Unsurprisingly, his post has generated a decent amount of interest in the blogosphere. It is the latest in a line of self-congratulatory burblings to have emerged - mostly from the political blogs - in the wake of the US election, giving the impression that now the election is over, the blogosphere needs something new to talk about and in desperation is turning to its navel. As loose ideas swirl around the blog universe, they start to coalesce and cool, and form solid core principles. The core formed from the nebula of ideas like Rubel's is that blogs are replacing print journalism and the mainstream media, or at the very least have the absolute power to influence it. Here's why I think this is, for now at least, ridiculous.

I work for a publication that exists in both print and online formats. It's very large, expensive, and definitive. Most good libraries need it, in one form or another. The print version was published several years ago, and is of course static. The online version is frequently updated - to the best of the abilities of a limited staff no doubt - and it is already some distance removed from its print shadow. As well as all the searching and browsing options required from an online publication, there is also a certain amount of multimedia content, substantial new text content, and most of the inevitable errors of the print version have been corrected. In print it is the biggest, most authoratative publication of its kind in the world; online it is bigger and even more authoratative, as well as more accessible and considerably cheaper.

Why even bother with the printed copy then? Well, most libraries actually own both online and print. My college library has two print copies - as well as online licenses. Both print copies are passing rapidly out of date, but both are heavily used by students: volumes are always waiting to be reshelved, and my own students (hardly short of web skills) always cite the print rather than the online version in their essays. In my office I obviously have access to the online copy on my PC in front of me, but I also have the printed version on a shelf behind my head. Most times if I just want to check a quick fact I turn round and reach up. Many of our readers admit to doing the same - my editor even turns to the book as much as the site. There is something about leafing pages that confers authority on a text that the web is, as yet, unable to do.

As far as blogging is concerned, I am now talking about blogs vs newspapers, about blogs as conduits for news and opinion. On the latter, I think there is no doubt that blogs have the upper hand. Without the pressures of deadlines (no matter how closely you might be watching sitemeter tick over), or editors, or space, or focus, good blogs can voice opinion more thoroughly, widely and controversially than I think print will ever be able to do. This is, for someone with a tagline such as mine, A Good Thing. Regarding news, however, the story is very different.

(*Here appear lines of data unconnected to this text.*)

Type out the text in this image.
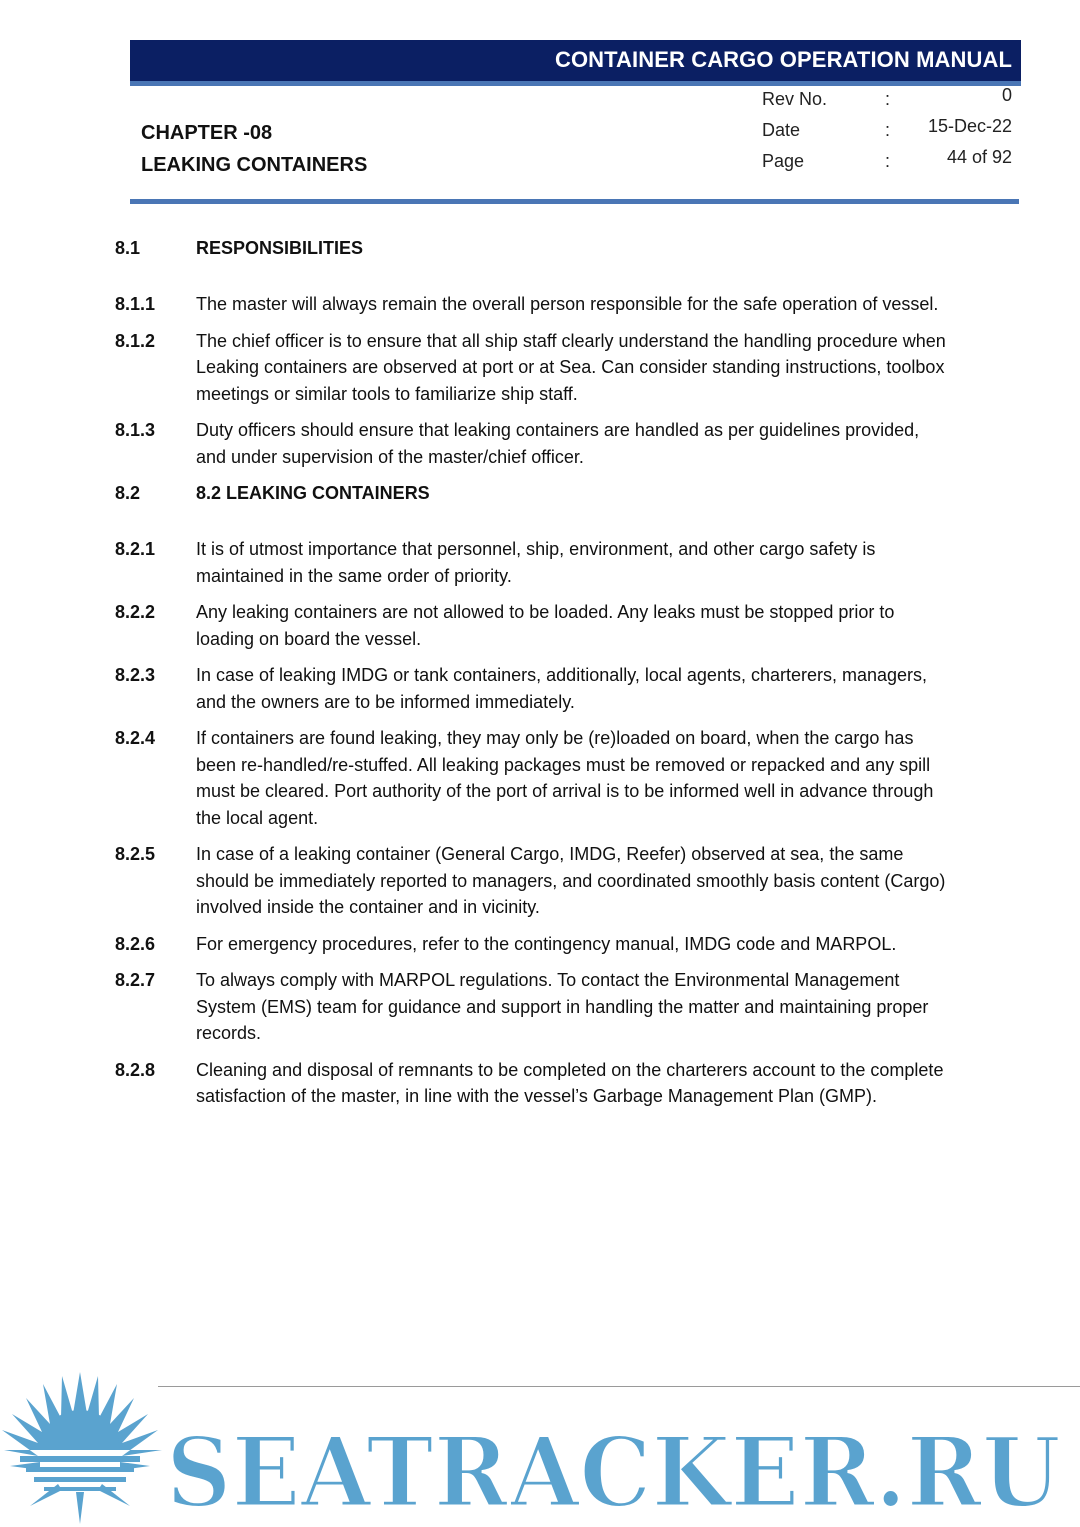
CONTAINER CARGO OPERATION MANUAL
CHAPTER -08
LEAKING CONTAINERS
Rev No.	:	0
Date	: 15-Dec-22
Page	:	44 of 92
8.1	RESPONSIBILITIES
8.1.1	The master will always remain the overall person responsible for the safe operation of vessel.
8.1.2	The chief officer is to ensure that all ship staff clearly understand the handling procedure when Leaking containers are observed at port or at Sea. Can consider standing instructions, toolbox meetings or similar tools to familiarize ship staff.
8.1.3	Duty officers should ensure that leaking containers are handled as per guidelines provided, and under supervision of the master/chief officer.
8.2	8.2 LEAKING CONTAINERS
8.2.1	It is of utmost importance that personnel, ship, environment, and other cargo safety is maintained in the same order of priority.
8.2.2	Any leaking containers are not allowed to be loaded. Any leaks must be stopped prior to loading on board the vessel.
8.2.3	In case of leaking IMDG or tank containers, additionally, local agents, charterers, managers, and the owners are to be informed immediately.
8.2.4	If containers are found leaking, they may only be (re)loaded on board, when the cargo has been re-handled/re-stuffed. All leaking packages must be removed or repacked and any spill must be cleared. Port authority of the port of arrival is to be informed well in advance through the local agent.
8.2.5	In case of a leaking container (General Cargo, IMDG, Reefer) observed at sea, the same should be immediately reported to managers, and coordinated smoothly basis content (Cargo) involved inside the container and in vicinity.
8.2.6	For emergency procedures, refer to the contingency manual, IMDG code and MARPOL.
8.2.7	To always comply with MARPOL regulations. To contact the Environmental Management System (EMS) team for guidance and support in handling the matter and maintaining proper records.
8.2.8	Cleaning and disposal of remnants to be completed on the charterers account to the complete satisfaction of the master, in line with the vessel’s Garbage Management Plan (GMP).
SEATRACKER.RU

If you're reading a news story you are, presumably, doing so (on one level at least) in order to establish facts - you may also be looking for news stories to confirm your own suspicions or prejudices but I'll come to that in a minute. Establishing facts can be done in two ways: you go out and do the research yourself and compare with the original (most of us don't have the time or skills or inclination to do this), or you take on trust what the author has written. Inevitably we all take things we read on trust too easily, but there are still checks that most of us run through on a text as it is presented to us so that we might try to establish the veracity of what we're reading. One of these checks is 'does it confirm something we already believe?'. This isn't necessarily bad - if we're well-read on a subject and through diligent research have established what the facts of a case more-or-less are, then something that fits that pattern will seem more plausible than something that flies brazenly in the face of established knowledge (that of course doesn't mean it can't be true. But it usually isn't.). This is applicable to all texts, online and in print, and it's just something we do.

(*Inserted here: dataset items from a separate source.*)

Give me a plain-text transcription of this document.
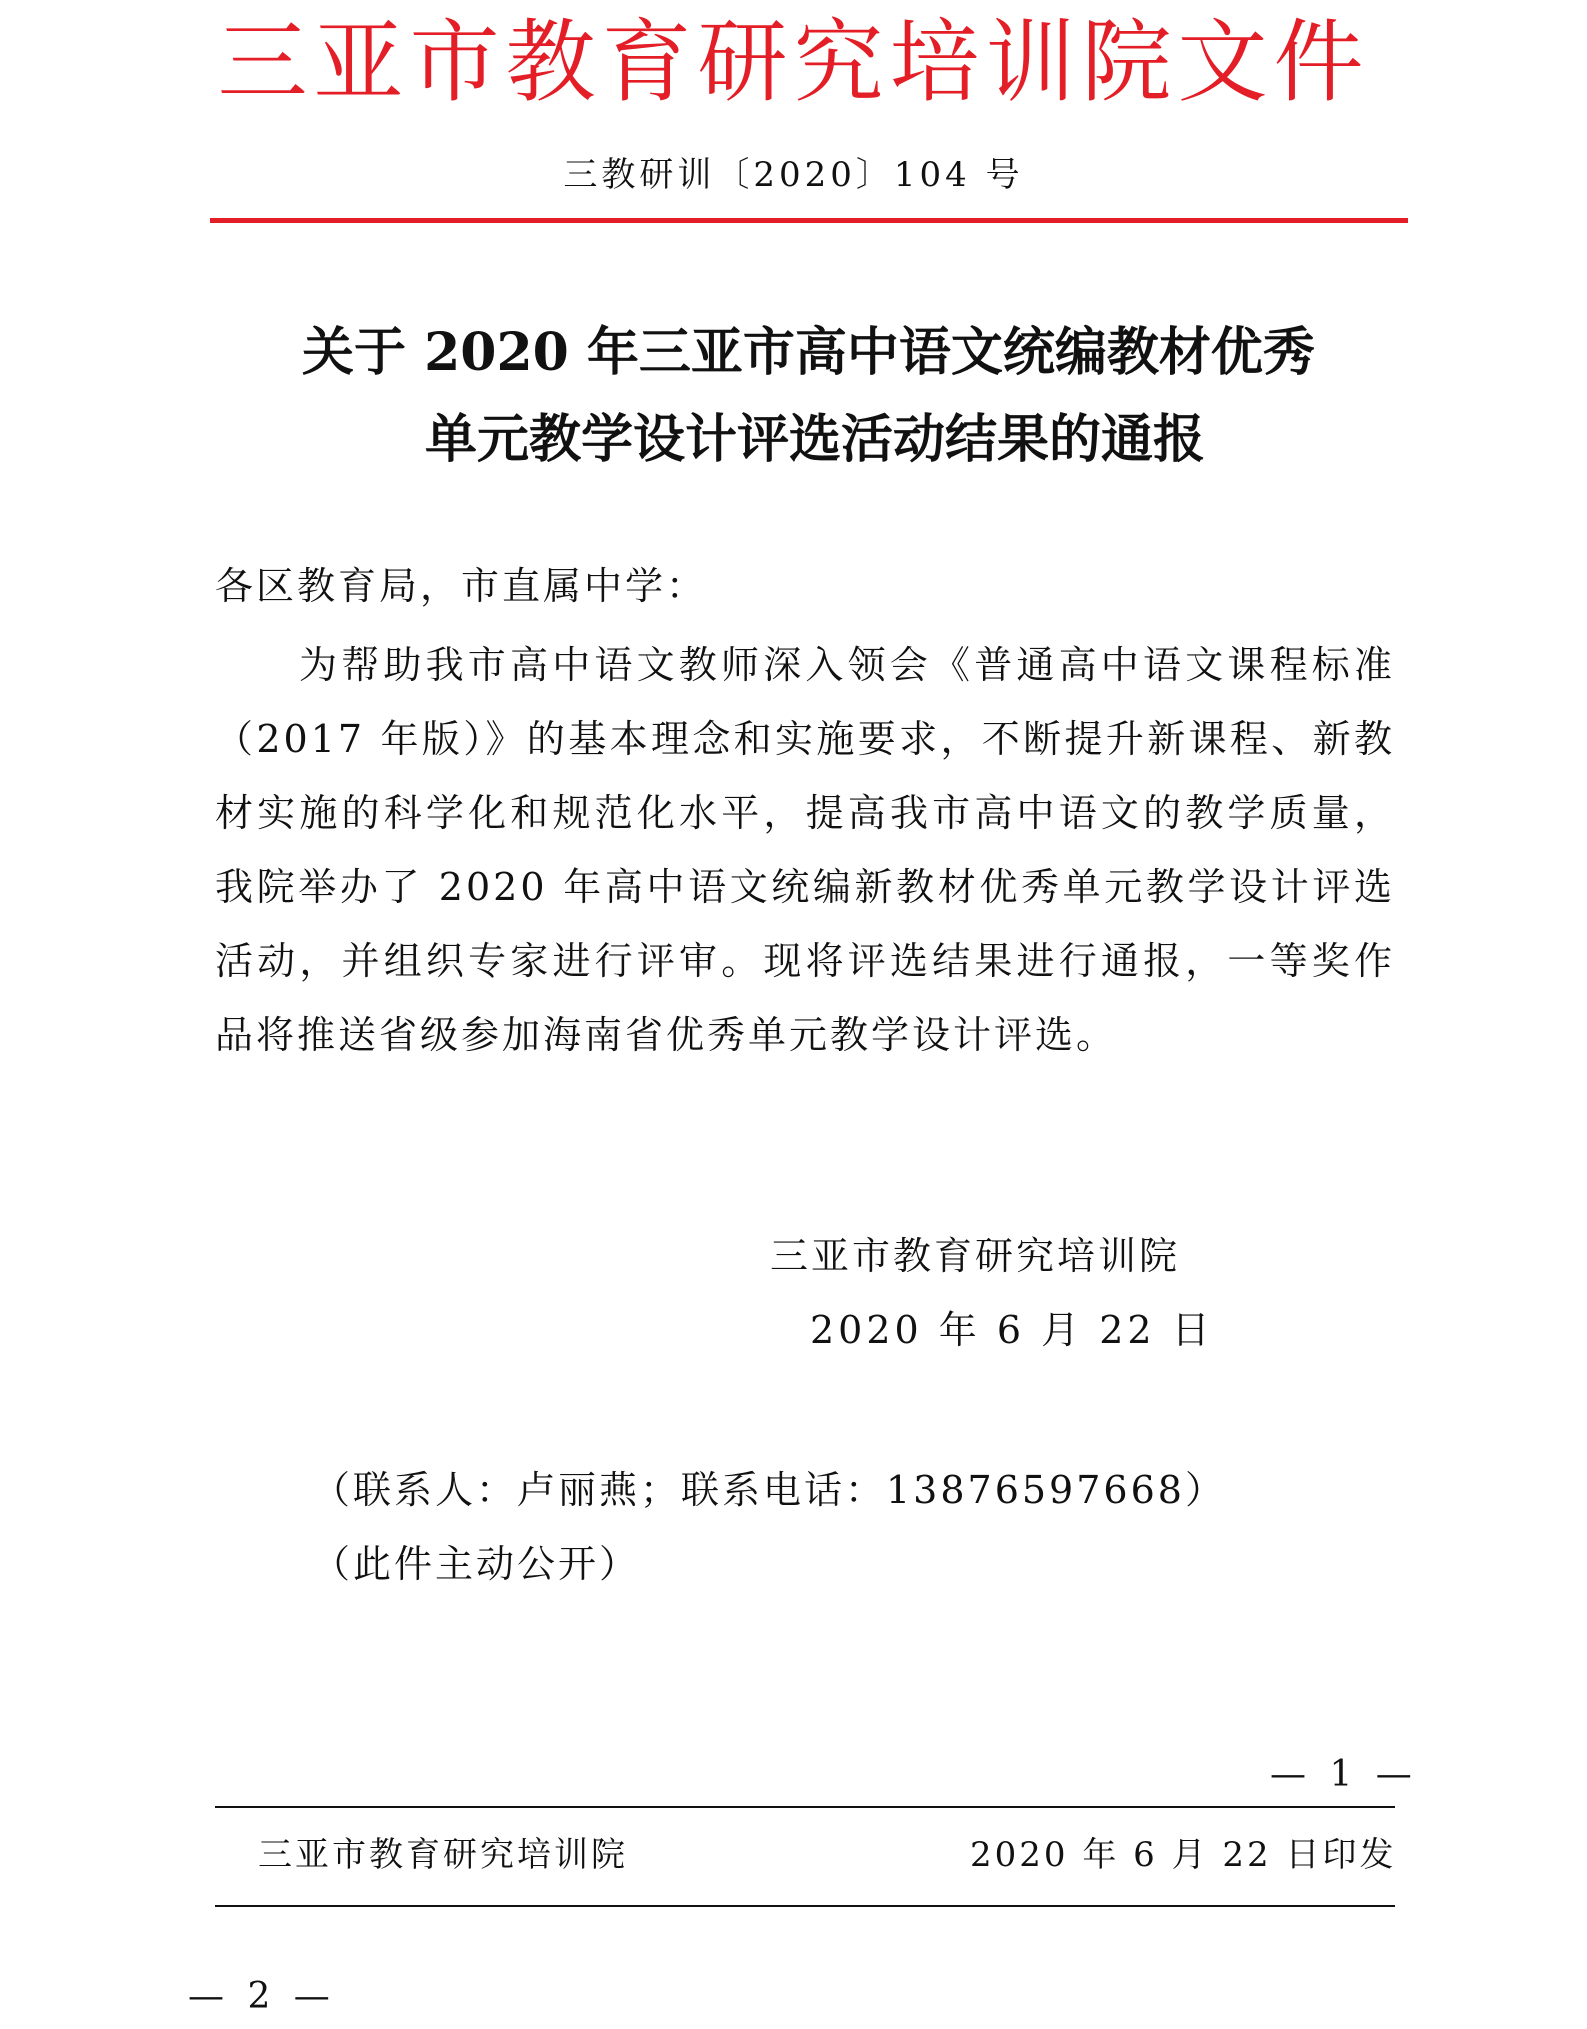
三亚市教育研究培训院文件
三教研训〔2020〕104 号
关于 2020 年三亚市高中语文统编教材优秀
单元教学设计评选活动结果的通报
各区教育局，市直属中学：
为帮助我市高中语文教师深入领会《普通高中语文课程标准（2017 年版）》的基本理念和实施要求，不断提升新课程、新教材实施的科学化和规范化水平，提高我市高中语文的教学质量，我院举办了 2020 年高中语文统编新教材优秀单元教学设计评选活动，并组织专家进行评审。现将评选结果进行通报，一等奖作品将推送省级参加海南省优秀单元教学设计评选。
三亚市教育研究培训院
2020 年 6 月 22 日
（联系人：卢丽燕；联系电话：13876597668）
（此件主动公开）
— 1 —
三亚市教育研究培训院	2020 年 6 月 22 日印发
— 2 —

Most of the rest of these checks, however, are print- or online-specific. Here are a few examples to show what I mean:

1) A printed book, vs a blog. Simply from the fact that it has been printed and distributed and you bought it from a major bookstore confers a certain authority on the text. But, who published it? University press publications, for example, might be assumed to have more authority than small independents (and certainly more than self-publications). By their very nature as independent, homemade productions, blogs simply don't have this authority. By these rules, they are all bunkum.

2) But we suspect that that's not true. They can't all be junk. Something we're much more likely to do is to check a blog author through Google - I don't think I've ever looked up a book author this way. What else (where else) have they published? Do they have any apparent agenda which might conflict with their portrayal of the facts? Can we find a picture? (Book authors all get a flyleaf picture, so we don't pay much attention to them.)

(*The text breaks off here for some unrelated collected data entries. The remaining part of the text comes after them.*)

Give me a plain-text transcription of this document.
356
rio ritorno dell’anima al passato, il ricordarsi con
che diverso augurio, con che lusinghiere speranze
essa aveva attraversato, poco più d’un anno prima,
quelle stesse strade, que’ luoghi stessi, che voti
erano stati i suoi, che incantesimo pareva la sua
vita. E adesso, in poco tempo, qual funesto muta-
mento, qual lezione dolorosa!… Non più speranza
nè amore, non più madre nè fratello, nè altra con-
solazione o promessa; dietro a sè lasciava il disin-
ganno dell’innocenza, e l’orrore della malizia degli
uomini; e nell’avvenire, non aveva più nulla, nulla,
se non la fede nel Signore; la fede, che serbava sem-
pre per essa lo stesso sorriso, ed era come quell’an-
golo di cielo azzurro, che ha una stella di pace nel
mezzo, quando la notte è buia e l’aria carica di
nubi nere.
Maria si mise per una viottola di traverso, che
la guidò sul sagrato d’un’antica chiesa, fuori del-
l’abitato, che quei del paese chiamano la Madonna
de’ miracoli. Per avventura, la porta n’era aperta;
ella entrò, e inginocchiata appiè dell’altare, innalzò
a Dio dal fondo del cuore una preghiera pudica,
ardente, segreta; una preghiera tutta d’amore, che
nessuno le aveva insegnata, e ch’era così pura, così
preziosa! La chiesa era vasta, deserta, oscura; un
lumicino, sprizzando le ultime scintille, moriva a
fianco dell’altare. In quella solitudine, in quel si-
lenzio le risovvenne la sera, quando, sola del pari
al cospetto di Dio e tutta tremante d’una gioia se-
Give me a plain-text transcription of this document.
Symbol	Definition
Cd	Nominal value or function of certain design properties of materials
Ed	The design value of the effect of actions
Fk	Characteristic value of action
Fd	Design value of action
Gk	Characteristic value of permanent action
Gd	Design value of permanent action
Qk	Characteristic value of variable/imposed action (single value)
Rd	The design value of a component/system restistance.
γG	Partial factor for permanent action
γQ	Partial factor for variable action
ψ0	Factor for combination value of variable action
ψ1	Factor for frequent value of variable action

3) What about design? All books essentially look the same, but blogs don't. My experience of recently filtering through more than 6,000 links sorting good from bad told me how important design was to one's impressions of a site. If a site is clean, navigable, doesn't swarm with geocities pop-ups, and has a named author and a date, it immediately feels more authoratative. Poorly coded Yahoo homepages, no matter how good their content, have an uphill struggle and the same goes for blogs.

And so on and so on. Blogs are obviously filling spaces the mainstream media cannot reach, and will eventually begin to replace parts of it (especially now that many newspapers are starting to run their own blogs). Already an important job blogs do is draw attention to stories that the MSM may not cover, or cover too lightly; but in most of these cases, this is done by linking to already published print journalism. Very rarely do you see actual new stories broken by the blogs - and certainly I've yet to see one posted by those doing much of the trumpeting now. The role of most blogs at the moment is as secondary source channels and to commentators, not primary source authors. This will no doubt change, but until a mindset is in place for reading websites that is analogous to pulling a leather-bound volume from the shelf, blogs will remain the introspective opinion-pushers that they are today.